The Program and the Powers That Be had legitimate power. They could still prevent me from
graduating. The Bullies--that power was
all in my head. I had nightmares and
day-mares on the regular about all the myriad ways I imagined The Program
preventing me from graduating.
But then I did -- I
graduated -- and again, I waited for and looked for closure. It came to an extent, but I still felt they
had this power over me that I couldn't name.
I still had to pass the national and state licensure exams. Somebody could still find me, hear some
version of lies from The Powers That Be in The Program, and prevent me from
ever being licensed (so I told myself).
I believed that I could still fail.
I could still "prove" the people right that I felt were trying
to tear me down. They could still
win.
The national licensure
test and the state exam were the last hurdles.
The very last hurdles. After
that, I would be on my own: nobody else would hold that power over me anymore
that I felt would stop me or prevent me from achieving my goal. I imagined my school refusing to release my
transcripts, being unable to get documentation of my hours of clinical practice
and supervision...I pictured bridges being so burned that I could not get what
I needed to finish the last step.
Miraculously, none of
that happened.

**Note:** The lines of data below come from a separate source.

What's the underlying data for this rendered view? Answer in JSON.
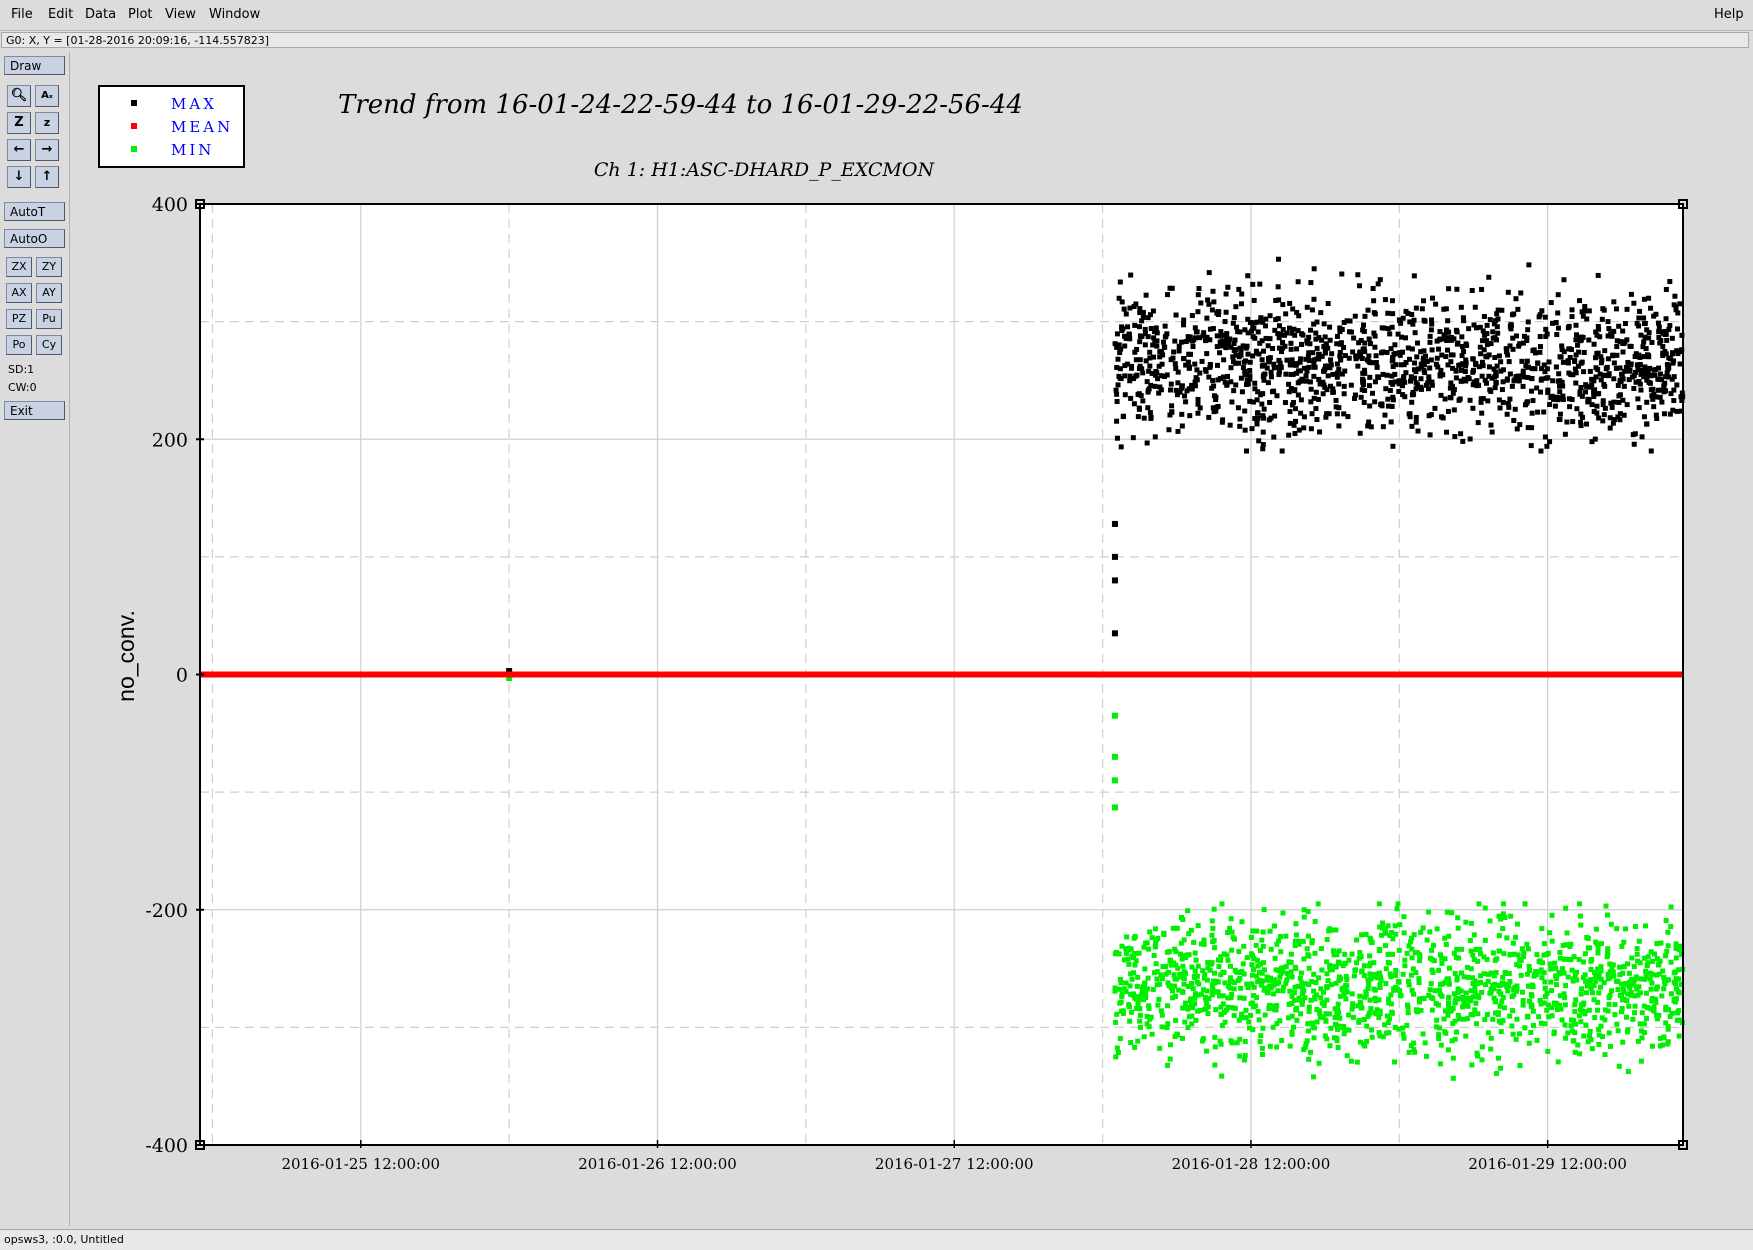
{
  "menu": {
    "items": [
      "File",
      "Edit",
      "Data",
      "Plot",
      "View",
      "Window"
    ],
    "help": "Help"
  },
  "status_line": "G0: X, Y = [01-28-2016 20:09:16, -114.557823]",
  "toolbar": {
    "draw": "Draw",
    "auto_t": "AutoT",
    "auto_o": "AutoO",
    "zx": "ZX",
    "zy": "ZY",
    "ax": "AX",
    "ay": "AY",
    "pz": "PZ",
    "pu": "Pu",
    "po": "Po",
    "cy": "Cy",
    "sd": "SD:1",
    "cw": "CW:0",
    "exit": "Exit"
  },
  "footer": "opsws3, :0.0, Untitled",
  "colors": {
    "max": "#000000",
    "mean": "#ff0000",
    "min": "#00ee00",
    "legend_text": "#0000ff"
  },
  "chart_data": {
    "type": "scatter",
    "title": "Trend from 16-01-24-22-59-44 to 16-01-29-22-56-44",
    "subtitle": "Ch 1: H1:ASC-DHARD_P_EXCMON",
    "xlabel": "",
    "ylabel": "no_conv.",
    "x_range": [
      "2016-01-24 22:59:44",
      "2016-01-29 22:56:44"
    ],
    "xticks": [
      "2016-01-25 12:00:00",
      "2016-01-26 12:00:00",
      "2016-01-27 12:00:00",
      "2016-01-28 12:00:00",
      "2016-01-29 12:00:00"
    ],
    "ylim": [
      -400,
      400
    ],
    "yticks": [
      "400",
      "200",
      "0",
      "-200",
      "-400"
    ],
    "grid": true,
    "legend_position": "top-left",
    "legend": [
      "MAX",
      "MEAN",
      "MIN"
    ],
    "series": [
      {
        "name": "MAX",
        "color": "#000000",
        "segments": [
          {
            "x_start": "2016-01-24 22:59:44",
            "x_end": "2016-01-28 01:00:00",
            "y": 0
          },
          {
            "x_start": "2016-01-28 01:00:00",
            "x_end": "2016-01-29 22:56:44",
            "y_center": 265,
            "y_min": 190,
            "y_max": 390
          }
        ],
        "points": [
          {
            "x": "2016-01-26 00:00:00",
            "y": 3
          },
          {
            "x": "2016-01-28 01:00:00",
            "y": 128
          },
          {
            "x": "2016-01-28 01:00:00",
            "y": 100
          },
          {
            "x": "2016-01-28 01:00:00",
            "y": 80
          },
          {
            "x": "2016-01-28 01:00:00",
            "y": 35
          }
        ]
      },
      {
        "name": "MEAN",
        "color": "#ff0000",
        "segments": [
          {
            "x_start": "2016-01-24 22:59:44",
            "x_end": "2016-01-29 22:56:44",
            "y": 0
          }
        ]
      },
      {
        "name": "MIN",
        "color": "#00ee00",
        "segments": [
          {
            "x_start": "2016-01-24 22:59:44",
            "x_end": "2016-01-28 01:00:00",
            "y": 0
          },
          {
            "x_start": "2016-01-28 01:00:00",
            "x_end": "2016-01-29 22:56:44",
            "y_center": -265,
            "y_min": -390,
            "y_max": -195
          }
        ],
        "points": [
          {
            "x": "2016-01-26 00:00:00",
            "y": -3
          },
          {
            "x": "2016-01-28 01:00:00",
            "y": -35
          },
          {
            "x": "2016-01-28 01:00:00",
            "y": -70
          },
          {
            "x": "2016-01-28 01:00:00",
            "y": -90
          },
          {
            "x": "2016-01-28 01:00:00",
            "y": -113
          }
        ]
      }
    ]
  }
}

Documentation was
provided. With much studying and
anxiety, I finished the two tests. It's
done. It's over. I did it, in spite of The Program, in spite
of The Powers That Be, and in spite of The Bullies. I no longer need to rely on them to provide
me with anything. The people I work with
now will gladly provide anything I need.
They like me and the work that I do.
I feel that they value me, and they respect me. I get to engage in work that fills my soul
and is deeply meaningful. In spite
of everything, I get to do what I set out to do. I saw that goal through to the very bitter
end, and it feels as though a weight has been lifted. The axe is no longer hanging over my
head. The door is closed, and my body is
turned out to the world with my face towards the sun.
I am also realistic:
there may be strong winds that blow that door open a bit. There may be times it gets stuck and I need
to figure out how to push it closed. It
could fall off its hinges. The locks
could break, the handle could fall off, somebody I need in my life could be on
the wrong side of the door. Anything is
possible.
But for right now, the
door is closed. The weight of those
years is packed away somewhere safe. My body is
turned out to the world. My face is
turned towards the sun.
Print this out a thousand times and paper a room with it so you don't forget. I'm so proud of you! Congratulations!